OUVRIR LES CICATRICES

Dernière mise à jour : 30 mai



Aucun médecin n’est complet, c’est d’ailleurs pour cette raison qu’aucun d’entre nous n’est capable de travailler seul. Je dis ça parce que nous avons tous nos faiblesses. Mon diagramme de Kiviat à moi présente quelques branches trop courtes. Si j’essaie d’améliorer celles qui me font défaut, il reste toujours certains sujets sur lesquels je suis mal à l’aise mais c’était pire lorsque j’étais plus jeune.

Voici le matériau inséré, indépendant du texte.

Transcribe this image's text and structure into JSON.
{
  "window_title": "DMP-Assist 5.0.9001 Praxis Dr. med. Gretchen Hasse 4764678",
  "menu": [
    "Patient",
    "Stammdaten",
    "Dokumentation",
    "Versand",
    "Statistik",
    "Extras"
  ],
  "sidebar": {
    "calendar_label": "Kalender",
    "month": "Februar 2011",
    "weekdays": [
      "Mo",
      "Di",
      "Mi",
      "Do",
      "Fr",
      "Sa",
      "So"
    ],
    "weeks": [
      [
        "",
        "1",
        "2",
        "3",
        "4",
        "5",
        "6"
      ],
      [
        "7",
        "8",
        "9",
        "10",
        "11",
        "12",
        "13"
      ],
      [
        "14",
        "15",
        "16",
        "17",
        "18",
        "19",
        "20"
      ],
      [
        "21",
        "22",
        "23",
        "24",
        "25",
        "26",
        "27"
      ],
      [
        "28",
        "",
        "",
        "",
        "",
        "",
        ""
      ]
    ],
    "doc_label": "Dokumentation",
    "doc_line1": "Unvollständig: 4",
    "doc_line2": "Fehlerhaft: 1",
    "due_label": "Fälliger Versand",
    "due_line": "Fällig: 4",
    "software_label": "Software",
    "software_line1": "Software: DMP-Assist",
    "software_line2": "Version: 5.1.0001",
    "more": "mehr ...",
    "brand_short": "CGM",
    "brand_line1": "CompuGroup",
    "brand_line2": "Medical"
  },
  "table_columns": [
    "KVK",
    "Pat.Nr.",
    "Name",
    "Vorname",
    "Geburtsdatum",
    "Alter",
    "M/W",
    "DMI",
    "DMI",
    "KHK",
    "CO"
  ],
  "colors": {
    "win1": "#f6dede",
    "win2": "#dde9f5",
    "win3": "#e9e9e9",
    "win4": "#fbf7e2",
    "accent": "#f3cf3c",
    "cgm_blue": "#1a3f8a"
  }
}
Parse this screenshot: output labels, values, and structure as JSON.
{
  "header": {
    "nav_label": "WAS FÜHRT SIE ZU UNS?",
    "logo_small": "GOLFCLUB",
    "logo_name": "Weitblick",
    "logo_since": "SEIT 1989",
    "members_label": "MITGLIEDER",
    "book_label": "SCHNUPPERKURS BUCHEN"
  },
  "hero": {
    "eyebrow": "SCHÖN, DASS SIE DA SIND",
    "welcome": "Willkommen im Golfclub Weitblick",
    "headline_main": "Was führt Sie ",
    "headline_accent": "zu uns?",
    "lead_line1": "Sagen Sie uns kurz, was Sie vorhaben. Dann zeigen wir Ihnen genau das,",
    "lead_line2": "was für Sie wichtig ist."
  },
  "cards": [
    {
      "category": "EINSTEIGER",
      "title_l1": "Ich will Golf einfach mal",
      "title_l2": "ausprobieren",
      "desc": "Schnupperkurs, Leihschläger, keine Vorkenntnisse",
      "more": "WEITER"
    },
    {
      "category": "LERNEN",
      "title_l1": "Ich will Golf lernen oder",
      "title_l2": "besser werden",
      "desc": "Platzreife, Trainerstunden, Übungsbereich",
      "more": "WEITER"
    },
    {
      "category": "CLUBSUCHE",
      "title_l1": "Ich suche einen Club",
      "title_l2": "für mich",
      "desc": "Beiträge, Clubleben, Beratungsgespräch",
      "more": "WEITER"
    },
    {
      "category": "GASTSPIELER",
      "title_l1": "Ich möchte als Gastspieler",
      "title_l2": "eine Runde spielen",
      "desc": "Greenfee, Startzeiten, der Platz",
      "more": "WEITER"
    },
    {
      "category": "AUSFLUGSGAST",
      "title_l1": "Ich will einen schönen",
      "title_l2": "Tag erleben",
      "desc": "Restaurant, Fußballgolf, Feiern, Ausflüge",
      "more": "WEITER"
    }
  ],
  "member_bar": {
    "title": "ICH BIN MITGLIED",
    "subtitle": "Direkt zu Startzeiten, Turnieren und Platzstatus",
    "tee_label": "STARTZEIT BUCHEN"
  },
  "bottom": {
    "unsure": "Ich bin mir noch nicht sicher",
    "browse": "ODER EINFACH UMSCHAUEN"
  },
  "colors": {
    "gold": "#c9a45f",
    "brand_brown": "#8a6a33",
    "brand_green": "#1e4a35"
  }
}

Je me souviens qu’étant interne, je présentais des lacunes que je réussissais à masquer par des pirouettes. Par exemple, lorsque mon chef me demandait de prescrire de la Tazocilline comme on commande un café, je n’ai pas toujours eu le courage de demander : « de la TAZO quoi ? Quelle dose ? combien de temps ? ». Alors je répondais avec un grand « Oui, bien sûr ! ». Puis je me cachais devant mon écran d’ordinateur, j’ouvrais la page web du Vidal en maintenant le curseur prêt à la réduire si mon supérieur ou un autre interne venait à surgir dans le bureau. Lecture expresse, petite perle de sueur sur le front. « Tazocilline, Tazocilline, dis-moi quelle est ta posologie, et tes effets indésirables, et tes interactions, et ta durée d’action… oh Tazocilline délivre moi les secrets de ta potion ». Après quelques incantations et une petite frayeur pour l’égo, le patient recevait sa dose de quatre grammes trois fois par jour pour dix jours.

Grâce à ces petites escobarderies, je suis devenu bien meilleur en antibiothérapie.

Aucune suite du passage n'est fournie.